Ellis’s sympathies lay in drafting physicists along with everyone else. “Particularly in America,” he wrote, “where sirs, vons and commissars have no special significance, tradition favors a democratic society in which all citizens share responsibilities equally.” His own graduate education at Columbia University was interrupted by his service in World War II as a radar officer.
On the other hand, it was just as clear to the editorial’s readers that Ellis was worried about the effect on US physics if the ranks of physics graduate students were significantly depleted for years.
By the time I reached the age of 18, compulsory military service in my native Britain had been abolished for two decades. It was only during graduate school, when I met young European astronomers, that I encountered contemporaries who had spent a year or so training to be airmen, sailors, or soldiers. A Norwegian uncomplainingly served for two years in the Norwegian military before starting on his BSc. Then, as now, Norway shares a land border with Russia. By contrast, an Italian resented spending eight months of his life in the army. He was proud, he told me, to have fired the minimum number of bullets—three, if I remember correctly—that his training required. A Dutch postdoc told me how he convinced the Netherlands draft board of his conscientious objection to war. Challenged by an examiner to say how he’d act if an enemy soldier was raping his sister in front of him, he replied that he and his sister would escape by climbing up a ladder: “If you can hypothesize an imaginary rapist, I can hypothesize an imaginary escape route.”
By far the most thoughtful account by a physicist of being drafted appears in the captivating autobiography that Robert Laughlin wrote for the Nobel Foundation after being awarded the physics prize in 1998. The theoretical physicist had turned 19 when President Richard Nixon rescinded deferment for all students.
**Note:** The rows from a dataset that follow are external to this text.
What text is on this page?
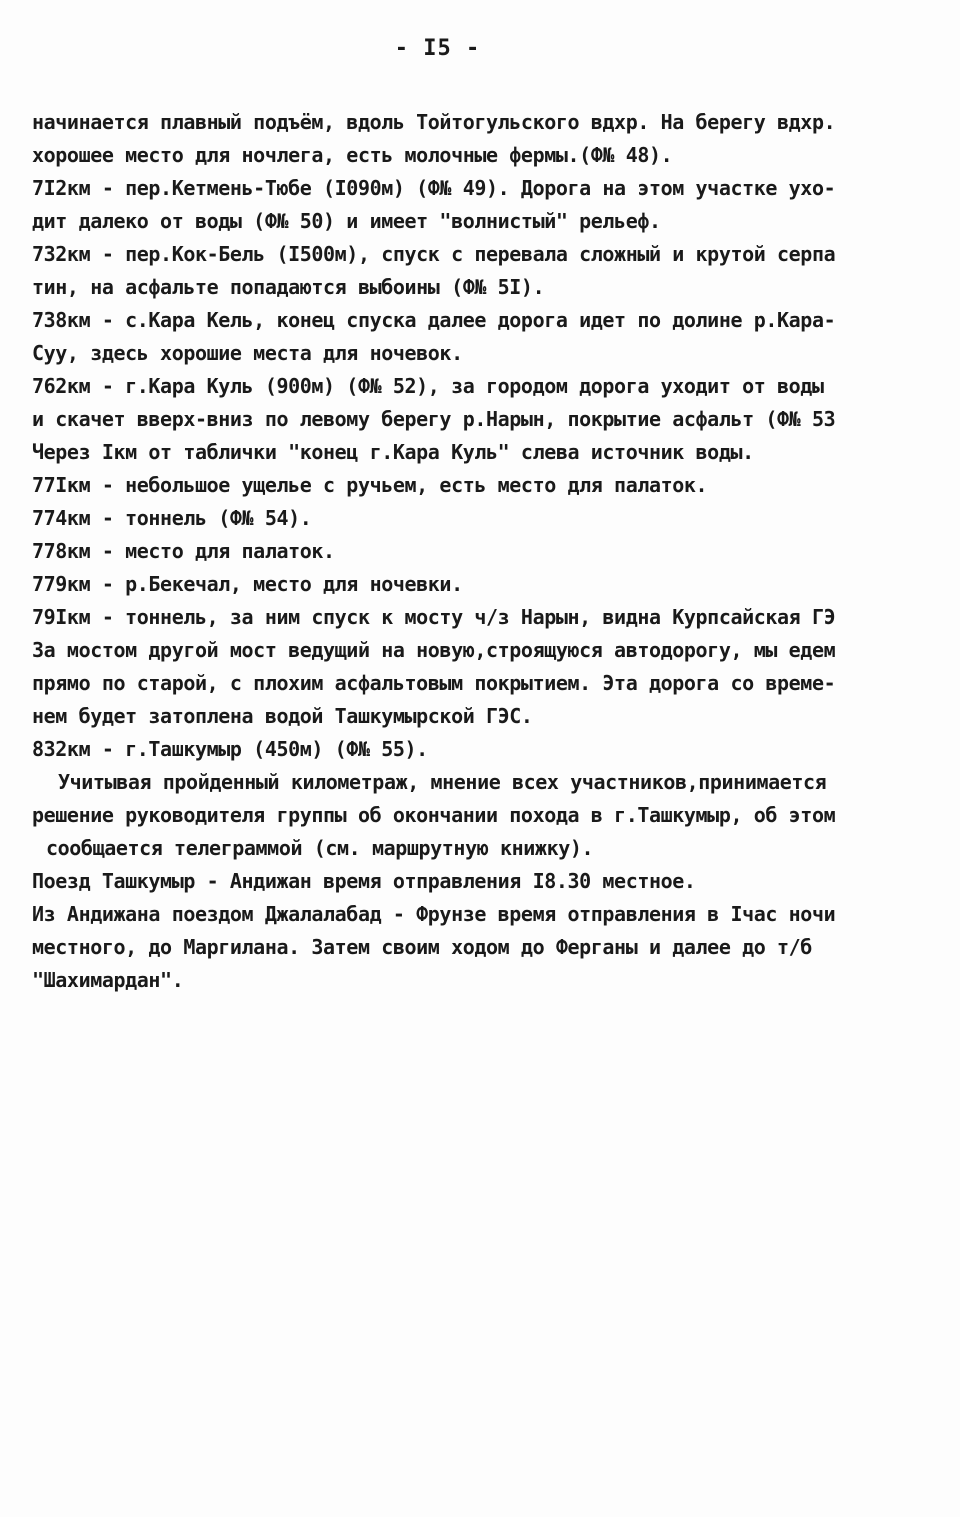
- I5 -
начинается плавный подъём, вдоль Тойтогульского вдхр. На берегу вдхр.
хорошее место для ночлега, есть молочные фермы.(Ф№ 48).
7I2км - пер.Кетмень-Тюбе (I090м) (Ф№ 49). Дорога на этом участке ухо-
дит далеко от воды (Ф№ 50) и имеет "волнистый" рельеф.
732км - пер.Кок-Бель (I500м), спуск с перевала сложный и крутой серпа
тин, на асфальте попадаются выбоины (Ф№ 5I).
738км - с.Кара Кель, конец спуска далее дорога идет по долине р.Кара-
Суу, здесь хорошие места для ночевок.
762км - г.Кара Куль (900м) (Ф№ 52), за городом дорога уходит от воды
и скачет вверх-вниз по левому берегу р.Нарын, покрытие асфальт (Ф№ 53
Через Iкм от таблички "конец г.Кара Куль" слева источник воды.
77Iкм - небольшое ущелье с ручьем, есть место для палаток.
774км - тоннель (Ф№ 54).
778км - место для палаток.
779км - р.Бекечал, место для ночевки.
79Iкм - тоннель, за ним спуск к мосту ч/з Нарын, видна Курпсайская ГЭ
За мостом другой мост ведущий на новую,строящуюся автодорогу, мы едем
прямо по старой, с плохим асфальтовым покрытием. Эта дорога со време-
нем будет затоплена водой Ташкумырской ГЭС.
832км - г.Ташкумыр (450м) (Ф№ 55).
Учитывая пройденный километраж, мнение всех участников,принимается
решение руководителя группы об окончании похода в г.Ташкумыр, об этом
сообщается телеграммой (см. маршрутную книжку).
Поезд Ташкумыр - Андижан время отправления I8.30 местное.
Из Андижана поездом Джалалабад - Фрунзе время отправления в Iчас ночи
местного, до Маргилана. Затем своим ходом до Ферганы и далее до т/б
"Шахимардан".
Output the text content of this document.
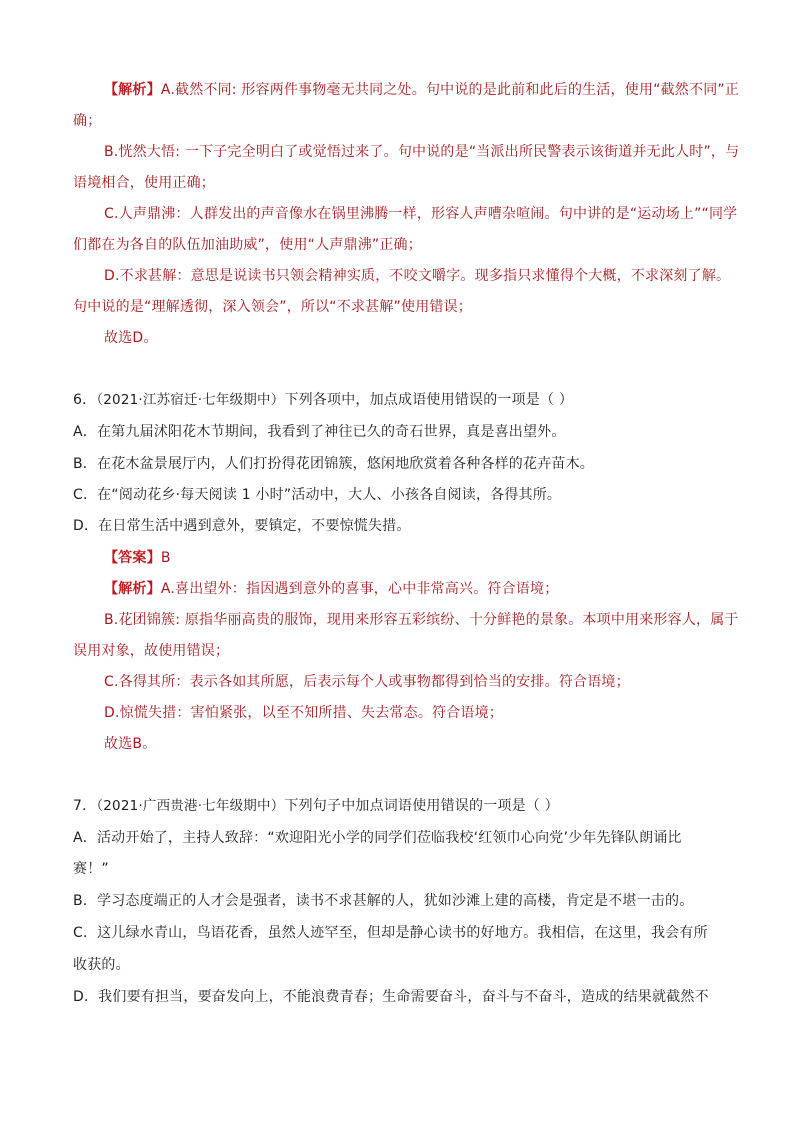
【解析】A.截然不同: 形容两件事物毫无共同之处。句中说的是此前和此后的生活，使用“截然不同”正
确；
B.恍然大悟: 一下子完全明白了或觉悟过来了。句中说的是“当派出所民警表示该街道并无此人时”，与
语境相合，使用正确；
C.人声鼎沸：人群发出的声音像水在锅里沸腾一样，形容人声嘈杂喧闹。句中讲的是“运动场上”“同学
们都在为各自的队伍加油助威”，使用“人声鼎沸”正确；
D.不求甚解：意思是说读书只领会精神实质，不咬文嚼字。现多指只求懂得个大概，不求深刻了解。
句中说的是“理解透彻，深入领会”，所以“不求甚解”使用错误；
故选D。
6．（2021·江苏宿迁·七年级期中）下列各项中，加点成语使用错误的一项是（ ）
A．在第九届沭阳花木节期间，我看到了神往已久的奇石世界，真是喜出望外。
B．在花木盆景展厅内，人们打扮得花团锦簇，悠闲地欣赏着各种各样的花卉苗木。
C．在“阅动花乡·每天阅读 1 小时”活动中，大人、小孩各自阅读，各得其所。
D．在日常生活中遇到意外，要镇定，不要惊慌失措。
【答案】B
【解析】A.喜出望外：指因遇到意外的喜事，心中非常高兴。符合语境；
B.花团锦簇: 原指华丽高贵的服饰，现用来形容五彩缤纷、十分鲜艳的景象。本项中用来形容人，属于
误用对象，故使用错误；
C.各得其所：表示各如其所愿，后表示每个人或事物都得到恰当的安排。符合语境；
D.惊慌失措：害怕紧张，以至不知所措、失去常态。符合语境；
故选B。
7．（2021·广西贵港·七年级期中）下列句子中加点词语使用错误的一项是（ ）
A．活动开始了，主持人致辞：“欢迎阳光小学的同学们莅临我校‘红领巾心向党’少年先锋队朗诵比
赛！”
B．学习态度端正的人才会是强者，读书不求甚解的人，犹如沙滩上建的高楼，肯定是不堪一击的。
C．这儿绿水青山，鸟语花香，虽然人迹罕至，但却是静心读书的好地方。我相信，在这里，我会有所
收获的。
D．我们要有担当，要奋发向上，不能浪费青春；生命需要奋斗，奋斗与不奋斗，造成的结果就截然不
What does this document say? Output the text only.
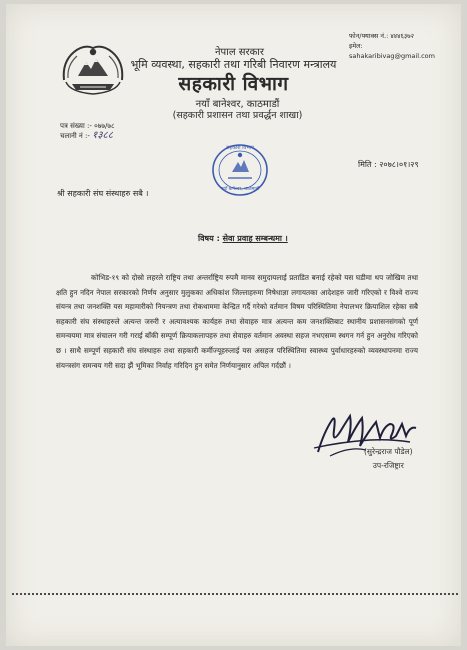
फोन/फ्याक्स नं.: ४४४६३७२
इमेल: sahakaribivag@gmail.com
नेपाल सरकार
भूमि व्यवस्था, सहकारी तथा गरिबी निवारण मन्त्रालय
सहकारी विभाग
नयाँ बानेश्वर, काठमाडौं
(सहकारी प्रशासन तथा प्रवर्द्धन शाखा)
पत्र संख्या :- ०७७/७८
चलानी नं :- १३८८
सहकारी विभाग
नयाँ बानेश्वर, काठमाडौं
मिति : २०७८।०१।२९
श्री सहकारी संघ संस्थाहरु सबै ।
विषय : सेवा प्रवाह सम्बन्धमा ।

कोभिड-१९ को दोस्रो लहरले राष्ट्रिय तथा अन्तर्राष्ट्रिय रुपमै मानव समुदायलाई प्रताडित बनाई रहेको यस घडीमा थप जोखिम तथा क्षति हुन नदिन नेपाल सरकारको निर्णय अनुसार मुलुकका अधिकांश जिल्लाहरुमा निषेधाज्ञा लगायतका आदेशहरु जारी गरिएको र विश्वे राज्य संयन्त्र तथा जनशक्ति यस महामारीको नियन्त्रण तथा रोकथाममा केन्द्रित गर्दै गरेको वर्तमान विषम परिस्थितिमा नेपालभर क्रियाशिल रहेका सबै सहकारी संघ संस्थाहरुले अत्यन्त जरुरी र अत्यावश्यक कार्यहरु तथा सेवाहरु मात्र अत्यन्त कम जनशक्तिबाट स्थानीय प्रशासनसंगको पूर्ण समन्वयमा मात्र संचालन गरी गराई बाँकी सम्पूर्ण क्रियाकलापहरु तथा सेवाहरु वर्तमान अवस्था सहज नभएसम्म स्थगन गर्न हुन अनुरोध गरिएको छ । साथै सम्पूर्ण सहकारी संघ संस्थाहरु तथा सहकारी कर्मीज्यूहरुलाई यस असहज परिस्थितिमा स्वास्थ्य पुर्वाधारहरुको व्यवस्थापनमा राज्य संयन्त्रसंग समन्वय गरी सदा झैं भूमिका निर्वाह गरिदिन हुन समेत निर्णयानुसार अपिल गर्दछौं ।

(सुरेन्द्रराज पौडेल)
उप-रजिष्ट्रार
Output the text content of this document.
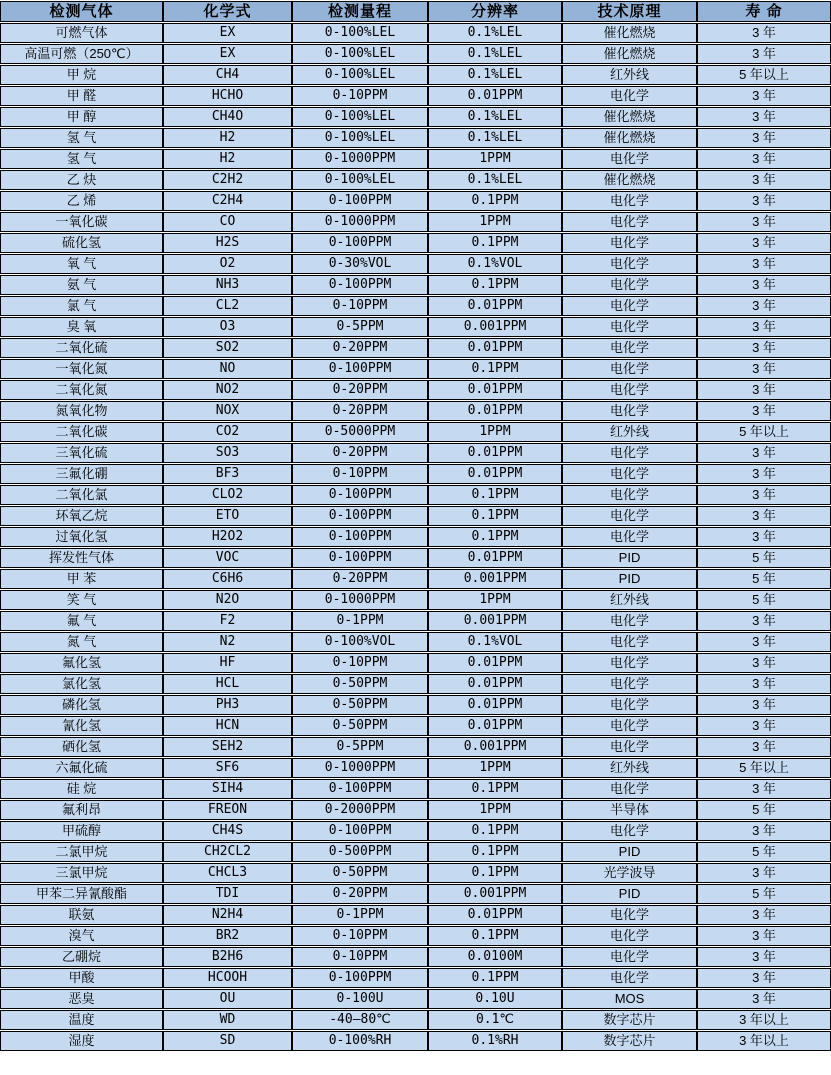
检测气体	化学式	检测量程	分辨率	技术原理	寿 命
可燃气体	EX	0-100%LEL	0.1%LEL	催化燃烧	3 年
高温可燃（250℃）	EX	0-100%LEL	0.1%LEL	催化燃烧	3 年
甲 烷	CH4	0-100%LEL	0.1%LEL	红外线	5 年以上
甲 醛	HCHO	0-10PPM	0.01PPM	电化学	3 年
甲 醇	CH4O	0-100%LEL	0.1%LEL	催化燃烧	3 年
氢 气	H2	0-100%LEL	0.1%LEL	催化燃烧	3 年
氢 气	H2	0-1000PPM	1PPM	电化学	3 年
乙 炔	C2H2	0-100%LEL	0.1%LEL	催化燃烧	3 年
乙 烯	C2H4	0-100PPM	0.1PPM	电化学	3 年
一氧化碳	CO	0-1000PPM	1PPM	电化学	3 年
硫化氢	H2S	0-100PPM	0.1PPM	电化学	3 年
氧 气	O2	0-30%VOL	0.1%VOL	电化学	3 年
氨 气	NH3	0-100PPM	0.1PPM	电化学	3 年
氯 气	CL2	0-10PPM	0.01PPM	电化学	3 年
臭 氧	O3	0-5PPM	0.001PPM	电化学	3 年
二氧化硫	SO2	0-20PPM	0.01PPM	电化学	3 年
一氧化氮	NO	0-100PPM	0.1PPM	电化学	3 年
二氧化氮	NO2	0-20PPM	0.01PPM	电化学	3 年
氮氧化物	NOX	0-20PPM	0.01PPM	电化学	3 年
二氧化碳	CO2	0-5000PPM	1PPM	红外线	5 年以上
三氧化硫	SO3	0-20PPM	0.01PPM	电化学	3 年
三氟化硼	BF3	0-10PPM	0.01PPM	电化学	3 年
二氧化氯	CLO2	0-100PPM	0.1PPM	电化学	3 年
环氧乙烷	ETO	0-100PPM	0.1PPM	电化学	3 年
过氧化氢	H2O2	0-100PPM	0.1PPM	电化学	3 年
挥发性气体	VOC	0-100PPM	0.01PPM	PID	5 年
甲 苯	C6H6	0-20PPM	0.001PPM	PID	5 年
笑 气	N2O	0-1000PPM	1PPM	红外线	5 年
氟 气	F2	0-1PPM	0.001PPM	电化学	3 年
氮 气	N2	0-100%VOL	0.1%VOL	电化学	3 年
氟化氢	HF	0-10PPM	0.01PPM	电化学	3 年
氯化氢	HCL	0-50PPM	0.01PPM	电化学	3 年
磷化氢	PH3	0-50PPM	0.01PPM	电化学	3 年
氰化氢	HCN	0-50PPM	0.01PPM	电化学	3 年
硒化氢	SEH2	0-5PPM	0.001PPM	电化学	3 年
六氟化硫	SF6	0-1000PPM	1PPM	红外线	5 年以上
硅 烷	SIH4	0-100PPM	0.1PPM	电化学	3 年
氟利昂	FREON	0-2000PPM	1PPM	半导体	5 年
甲硫醇	CH4S	0-100PPM	0.1PPM	电化学	3 年
二氯甲烷	CH2CL2	0-500PPM	0.1PPM	PID	5 年
三氯甲烷	CHCL3	0-50PPM	0.1PPM	光学波导	3 年
甲苯二异氰酸酯	TDI	0-20PPM	0.001PPM	PID	5 年
联氨	N2H4	0-1PPM	0.01PPM	电化学	3 年
溴气	BR2	0-10PPM	0.1PPM	电化学	3 年
乙硼烷	B2H6	0-10PPM	0.0100M	电化学	3 年
甲酸	HCOOH	0-100PPM	0.1PPM	电化学	3 年
恶臭	OU	0-100U	0.10U	MOS	3 年
温度	WD	-40—80℃	0.1℃	数字芯片	3 年以上
湿度	SD	0-100%RH	0.1%RH	数字芯片	3 年以上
Despite misgivings about the Vietnam War and despite recognizing that not being able to do physics for two years could harm his intended career, he did not evade the draft.
In his 1967 editorial, Ellis refrained from taking a position on drafting physicists. Instead, he closed it by encouraging readers to submit their thoughts on the question to the magazine. My position is conditional. If a country is a fully functional and representative democracy, then its citizens are obliged to follow its laws, including ones that mandate military service. To quote Laughlin about reaching his fateful decision,
After stewing over this a long time I decided that I did not think defending one’s country was wrong—although the Vietnam war had very little to do with defending one’s country—that I could not lie about so important a matter [as my health], that I did not want to flee the country, and that I should obey its laws if I stayed. So that was that.
The question of whom to draft and when—to use the title of Ellis’s editorial—remains relevant. Three years ago Representative Charles Rangel (D-NY) introduced a bill in the House to amend the Military Selective Service Act to reinstate the draft whenever the US is at war and to require women to register for selective service. Two years ago Senator John McCain (R-AZ) and others backed a provision of a defense bill that would have required women to register. The provision passed in the Senate, but it was later dropped.